While walking his dog in Edwardian London, Barrie encounters the Llewelyn Davies brothers (Freddie Highmore, Nick Roud, Joe Prospero, Luke Spill) and their widowed mother Sylvia (Kate Winslet). Pensive after a lukewarm response to his latest play, he finds distraction in their company, regaling the children with vividly imagined games set in the world of Neverland.
The words soon begin to flow but tongues start to wag as Barrie spends more and more time with the Llewelyn Davies', thus undermining his marriage and inviting the cool disdain of Sylvia's mother (Julie Christie). But a greater tragedy is set to strike, finally forcing Barrie and the boys to put away childish things.
"LACK OF CHEMISTRY BETWEEN DEPP AND WINSLET"
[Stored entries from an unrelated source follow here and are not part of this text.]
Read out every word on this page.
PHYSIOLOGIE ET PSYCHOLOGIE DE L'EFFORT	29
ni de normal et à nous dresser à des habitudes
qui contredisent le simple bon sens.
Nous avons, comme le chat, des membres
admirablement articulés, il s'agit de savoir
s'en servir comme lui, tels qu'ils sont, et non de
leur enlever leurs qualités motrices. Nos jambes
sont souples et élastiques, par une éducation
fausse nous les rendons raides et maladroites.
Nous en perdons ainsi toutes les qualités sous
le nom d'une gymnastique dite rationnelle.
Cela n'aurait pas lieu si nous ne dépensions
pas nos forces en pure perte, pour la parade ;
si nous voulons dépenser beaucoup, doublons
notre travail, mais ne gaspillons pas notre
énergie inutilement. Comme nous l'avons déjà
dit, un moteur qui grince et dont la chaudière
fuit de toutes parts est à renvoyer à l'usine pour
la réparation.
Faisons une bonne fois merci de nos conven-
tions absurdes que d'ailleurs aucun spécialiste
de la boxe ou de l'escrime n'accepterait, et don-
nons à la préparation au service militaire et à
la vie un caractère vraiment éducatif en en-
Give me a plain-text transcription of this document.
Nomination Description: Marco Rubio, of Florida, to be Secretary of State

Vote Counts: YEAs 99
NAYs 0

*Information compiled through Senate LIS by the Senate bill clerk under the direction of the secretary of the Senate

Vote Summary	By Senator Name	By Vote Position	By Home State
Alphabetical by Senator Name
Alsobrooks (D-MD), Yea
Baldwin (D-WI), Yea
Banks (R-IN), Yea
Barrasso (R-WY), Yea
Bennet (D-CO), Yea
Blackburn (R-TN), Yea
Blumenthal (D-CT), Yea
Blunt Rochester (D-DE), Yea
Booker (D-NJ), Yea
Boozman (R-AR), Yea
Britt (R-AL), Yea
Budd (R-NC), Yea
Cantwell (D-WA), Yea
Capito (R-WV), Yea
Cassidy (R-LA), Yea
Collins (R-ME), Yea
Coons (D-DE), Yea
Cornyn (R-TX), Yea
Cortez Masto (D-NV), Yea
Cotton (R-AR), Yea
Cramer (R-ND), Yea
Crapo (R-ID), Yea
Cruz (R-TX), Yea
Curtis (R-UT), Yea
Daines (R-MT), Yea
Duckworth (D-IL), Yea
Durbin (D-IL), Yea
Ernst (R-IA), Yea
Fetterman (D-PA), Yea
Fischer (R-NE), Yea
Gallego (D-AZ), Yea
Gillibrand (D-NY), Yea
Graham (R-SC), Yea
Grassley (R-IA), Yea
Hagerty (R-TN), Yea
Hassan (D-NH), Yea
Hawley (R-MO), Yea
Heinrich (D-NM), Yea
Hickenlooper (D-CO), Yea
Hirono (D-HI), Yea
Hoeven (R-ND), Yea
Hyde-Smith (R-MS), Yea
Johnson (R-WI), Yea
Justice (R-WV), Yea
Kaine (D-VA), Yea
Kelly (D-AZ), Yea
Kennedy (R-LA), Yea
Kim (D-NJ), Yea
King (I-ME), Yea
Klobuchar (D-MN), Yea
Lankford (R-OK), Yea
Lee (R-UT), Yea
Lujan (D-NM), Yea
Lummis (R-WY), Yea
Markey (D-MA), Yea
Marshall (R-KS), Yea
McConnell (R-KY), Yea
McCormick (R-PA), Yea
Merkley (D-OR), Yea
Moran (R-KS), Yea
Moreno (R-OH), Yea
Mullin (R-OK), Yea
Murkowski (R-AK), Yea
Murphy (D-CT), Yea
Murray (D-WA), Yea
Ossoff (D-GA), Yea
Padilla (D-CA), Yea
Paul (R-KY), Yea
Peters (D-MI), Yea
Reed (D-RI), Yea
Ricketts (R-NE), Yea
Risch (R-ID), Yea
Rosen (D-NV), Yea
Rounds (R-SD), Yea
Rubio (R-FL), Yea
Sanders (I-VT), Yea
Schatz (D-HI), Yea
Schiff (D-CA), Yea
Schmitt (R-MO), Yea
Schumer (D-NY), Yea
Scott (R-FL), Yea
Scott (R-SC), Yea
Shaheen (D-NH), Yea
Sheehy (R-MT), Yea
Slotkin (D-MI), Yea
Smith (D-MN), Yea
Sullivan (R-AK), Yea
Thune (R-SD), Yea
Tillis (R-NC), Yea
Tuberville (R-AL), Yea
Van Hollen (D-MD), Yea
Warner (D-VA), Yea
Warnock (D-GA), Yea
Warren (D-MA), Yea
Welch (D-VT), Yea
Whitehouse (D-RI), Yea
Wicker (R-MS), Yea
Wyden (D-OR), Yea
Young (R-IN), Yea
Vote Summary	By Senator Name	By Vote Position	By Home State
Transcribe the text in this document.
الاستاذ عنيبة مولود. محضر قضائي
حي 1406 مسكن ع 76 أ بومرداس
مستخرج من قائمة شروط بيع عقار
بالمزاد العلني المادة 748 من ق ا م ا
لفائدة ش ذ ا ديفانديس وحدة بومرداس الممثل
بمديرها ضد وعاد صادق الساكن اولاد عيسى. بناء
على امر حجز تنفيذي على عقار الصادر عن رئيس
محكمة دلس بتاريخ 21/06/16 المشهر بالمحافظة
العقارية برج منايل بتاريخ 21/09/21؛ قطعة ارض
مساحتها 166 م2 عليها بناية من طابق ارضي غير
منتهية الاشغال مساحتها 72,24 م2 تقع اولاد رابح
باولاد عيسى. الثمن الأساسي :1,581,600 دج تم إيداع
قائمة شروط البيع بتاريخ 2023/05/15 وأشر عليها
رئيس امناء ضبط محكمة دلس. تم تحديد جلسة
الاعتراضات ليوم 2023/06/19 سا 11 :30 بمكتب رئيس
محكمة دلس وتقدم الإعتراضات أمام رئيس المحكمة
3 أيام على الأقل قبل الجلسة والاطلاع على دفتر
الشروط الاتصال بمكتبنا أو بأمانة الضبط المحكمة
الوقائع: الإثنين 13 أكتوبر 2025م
Speculation that Barrie was a paedophile is raised but quickly dismissed, with Forster offering no other clues as to what made the author tick and giving Depp little room to manoeuvre in the role of cardboard cutout nice guy. Barrie's bond with young Peter is clearly the pulse of the story, which is always at its most compelling in their scenes together and bolstered by Freddie Highmore's startlingly heartrending performance. However, the script places too much emphasis on Barrie's relationship with Sylvia - a flaw emphasised by the lack of chemistry between Depp and Winslet.
At best Finding Neverland poignantly conveys the tragedy of departed innocence, balancing harsh reality against a beautifully realised, fairy-dusted fantasy. It's just a shame that Forster gets lost on the way.